【UCL決勝直前#4】準決勝から見えた両者のストロングポイントとは

戦い方をミスしたモナコ 試合巧者ユーヴェはそれを見逃さない

戦い方をミスしたモナコ 試合巧者ユーヴェはそれを見逃さない

共に豪華なタレントを擁する両チーム photo/Getty Images

今季のユヴェントスが苦手としているのは、総合力で比較した格下の相手が、試合の立ち上がりから“無秩序”を良しとして圧力を掛けてくるケースだ。

セリエAではローマ、インテル、ミラン、ジェノア、フィオレンティーナの5チームに敗れているが、ローマを除くその他4チームは試合の立ち上がりからユヴェントスのリズムを乱すことを主眼に置き、強気の前傾姿勢を貫いた。その結果、ユヴェントスは軽率なミスから失点を招き、集中力を欠いて“らしさ”を取り戻せないまま黒星を喫する。今季のユヴェントスにおける隙がそこにある(そこにしかない)ことはリーグの戦いを見れば明らかだ。

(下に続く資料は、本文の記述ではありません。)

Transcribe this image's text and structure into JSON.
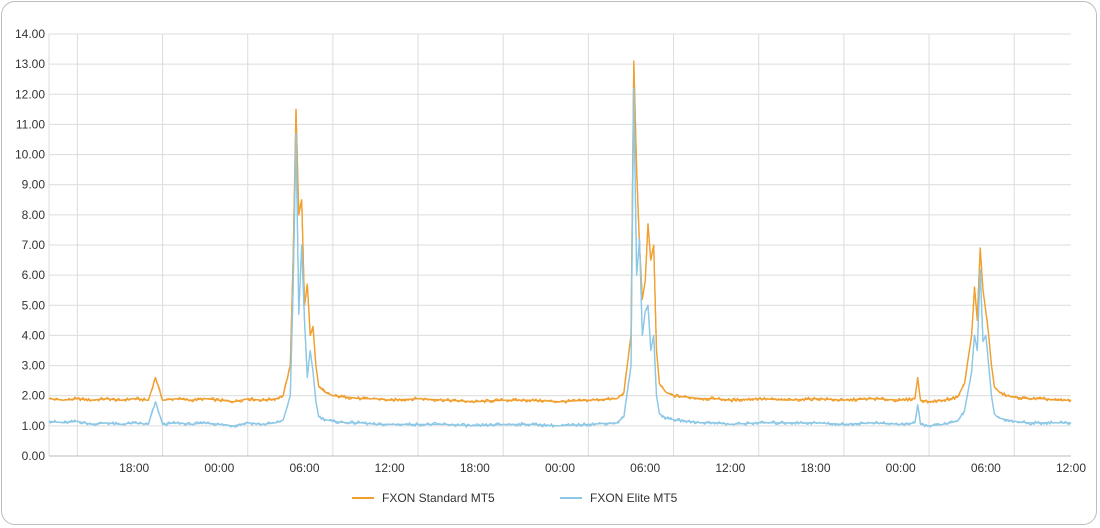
{
  "chart_data": {
    "type": "line",
    "title": "",
    "xlabel": "",
    "ylabel": "",
    "ylim": [
      0,
      14
    ],
    "y_ticks": [
      "0.00",
      "1.00",
      "2.00",
      "3.00",
      "4.00",
      "5.00",
      "6.00",
      "7.00",
      "8.00",
      "9.00",
      "10.00",
      "11.00",
      "12.00",
      "13.00",
      "14.00"
    ],
    "x_tick_labels": [
      "18:00",
      "00:00",
      "06:00",
      "12:00",
      "18:00",
      "00:00",
      "06:00",
      "12:00",
      "18:00",
      "00:00",
      "06:00",
      "12:00"
    ],
    "x_tick_hours": [
      6,
      12,
      18,
      24,
      30,
      36,
      42,
      48,
      54,
      60,
      66,
      72
    ],
    "x_range_hours": [
      0,
      72
    ],
    "x_gridline_hours": [
      0,
      2,
      8,
      14,
      20,
      26,
      32,
      38,
      44,
      50,
      56,
      62,
      68
    ],
    "grid": true,
    "legend_position": "bottom",
    "series": [
      {
        "name": "FXON Standard MT5",
        "color": "#f0a030",
        "x": [
          0,
          1,
          2,
          3,
          4,
          5,
          6,
          7,
          7.5,
          8,
          9,
          10,
          11,
          12,
          13,
          14,
          15,
          16,
          16.5,
          17,
          17.2,
          17.4,
          17.6,
          17.8,
          18.0,
          18.2,
          18.4,
          18.6,
          18.8,
          19.0,
          19.5,
          20,
          21,
          22,
          23,
          24,
          26,
          28,
          30,
          32,
          34,
          36,
          38,
          40,
          40.5,
          41,
          41.2,
          41.4,
          41.6,
          41.8,
          42.0,
          42.2,
          42.4,
          42.6,
          42.8,
          43.0,
          43.5,
          44,
          45,
          46,
          47,
          48,
          50,
          52,
          54,
          56,
          58,
          60,
          61,
          61.2,
          61.4,
          62,
          63,
          64,
          64.5,
          65,
          65.2,
          65.4,
          65.6,
          65.8,
          66.0,
          66.2,
          66.4,
          66.6,
          66.8,
          67.0,
          67.5,
          68,
          69,
          70,
          71,
          72
        ],
        "values": [
          1.9,
          1.85,
          1.9,
          1.85,
          1.9,
          1.85,
          1.9,
          1.85,
          2.6,
          1.85,
          1.9,
          1.85,
          1.9,
          1.85,
          1.8,
          1.9,
          1.85,
          1.9,
          2.0,
          3.0,
          6.5,
          11.5,
          8.0,
          8.5,
          5.0,
          5.7,
          4.0,
          4.3,
          3.0,
          2.3,
          2.1,
          2.0,
          1.95,
          1.9,
          1.9,
          1.85,
          1.9,
          1.85,
          1.8,
          1.85,
          1.85,
          1.8,
          1.85,
          1.9,
          2.1,
          4.0,
          13.1,
          9.5,
          7.0,
          5.2,
          5.8,
          7.7,
          6.5,
          7.0,
          3.5,
          2.4,
          2.1,
          2.0,
          1.95,
          1.9,
          1.9,
          1.85,
          1.9,
          1.85,
          1.9,
          1.85,
          1.9,
          1.85,
          1.9,
          2.6,
          1.85,
          1.8,
          1.85,
          1.95,
          2.4,
          4.0,
          5.6,
          4.5,
          6.9,
          5.5,
          4.8,
          4.0,
          3.0,
          2.3,
          2.2,
          2.1,
          2.0,
          1.95,
          1.9,
          1.9,
          1.85,
          1.85
        ]
      },
      {
        "name": "FXON Elite MT5",
        "color": "#8cc8e6",
        "x": [
          0,
          1,
          2,
          3,
          4,
          5,
          6,
          7,
          7.5,
          8,
          9,
          10,
          11,
          12,
          13,
          14,
          15,
          16,
          16.5,
          17,
          17.2,
          17.4,
          17.6,
          17.8,
          18.0,
          18.2,
          18.4,
          18.6,
          18.8,
          19.0,
          19.5,
          20,
          21,
          22,
          23,
          24,
          26,
          28,
          30,
          32,
          34,
          36,
          38,
          40,
          40.5,
          41,
          41.2,
          41.4,
          41.6,
          41.8,
          42.0,
          42.2,
          42.4,
          42.6,
          42.8,
          43.0,
          43.5,
          44,
          45,
          46,
          47,
          48,
          50,
          52,
          54,
          56,
          58,
          60,
          61,
          61.2,
          61.4,
          62,
          63,
          64,
          64.5,
          65,
          65.2,
          65.4,
          65.6,
          65.8,
          66.0,
          66.2,
          66.4,
          66.6,
          66.8,
          67.0,
          67.5,
          68,
          69,
          70,
          71,
          72
        ],
        "values": [
          1.15,
          1.1,
          1.15,
          1.05,
          1.1,
          1.05,
          1.1,
          1.05,
          1.8,
          1.05,
          1.1,
          1.05,
          1.1,
          1.05,
          1.0,
          1.1,
          1.05,
          1.1,
          1.2,
          2.0,
          5.5,
          10.7,
          4.7,
          7.0,
          4.5,
          2.6,
          3.5,
          2.8,
          1.8,
          1.3,
          1.2,
          1.15,
          1.1,
          1.1,
          1.05,
          1.05,
          1.05,
          1.05,
          1.0,
          1.05,
          1.05,
          1.0,
          1.05,
          1.1,
          1.3,
          3.0,
          12.2,
          6.0,
          7.2,
          4.0,
          4.8,
          5.0,
          3.5,
          4.0,
          2.0,
          1.4,
          1.25,
          1.2,
          1.15,
          1.1,
          1.1,
          1.05,
          1.1,
          1.1,
          1.1,
          1.05,
          1.1,
          1.05,
          1.1,
          1.7,
          1.05,
          1.0,
          1.05,
          1.15,
          1.5,
          2.8,
          4.0,
          3.5,
          6.2,
          3.8,
          4.0,
          3.0,
          2.0,
          1.4,
          1.3,
          1.25,
          1.2,
          1.15,
          1.1,
          1.1,
          1.1,
          1.1
        ]
      }
    ]
  }
}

その点でモナコは、4強に残ったチームのうち最も対戦したくない相手だった。リーグアンでは圧倒的な決定力を武器に独走したが、チームの総合力という意味においては未完成と言える。しかしその不完全さこそが、このチームにとって最大の武器であり、ユヴェントスにとって脅威だった。だからこそ、モナコによるアップセットの予感も十分にあった。

ユヴェントスにとって幸運だったのは、第1戦の立ち上がりの10分、背後を取られることを恐れたモナコが“構えた”ことだ。約10分間のウォームアップで“試合に入る”ことさえできれば、ある程度押し込まれることになっても冷静に対応できる。

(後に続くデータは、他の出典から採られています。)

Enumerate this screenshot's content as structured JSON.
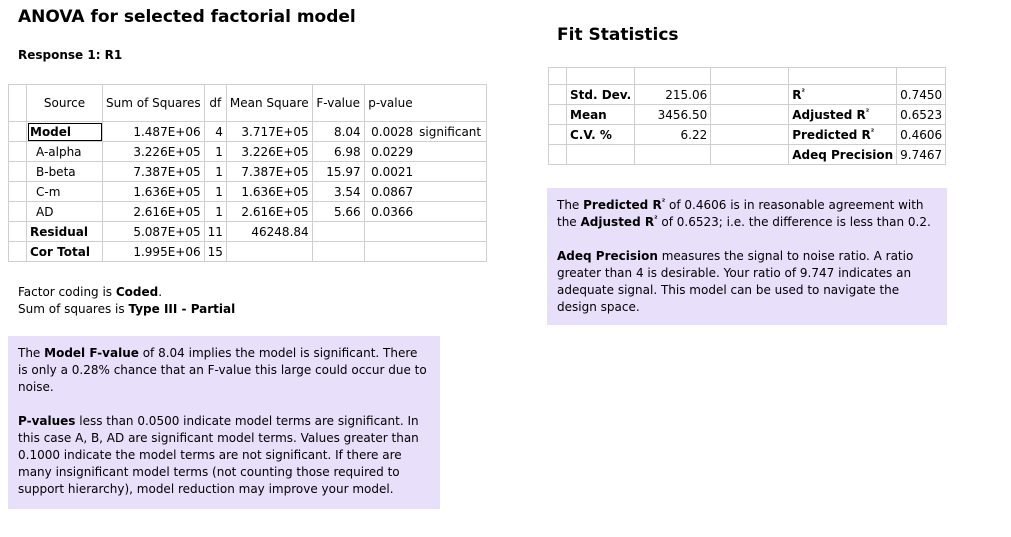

しびれを切らしてモナコのエンジンをふかしたのは18歳の新鋭ムバッペだ。12分はCKのこぼれ球から、16分はユヴェントスの軽率なミスからいずれも最終ラインの背後に飛び込んでシュートを放った。もし、いずれかが決まっていたら試合の流れはわからなかった。特に16分のシュートは死角に消える動きとスピードの緩急によってボヌッチとの駆け引きを制したもので、パワーやスピードだけではない彼の動きの質の高さを証明したシーンでもある。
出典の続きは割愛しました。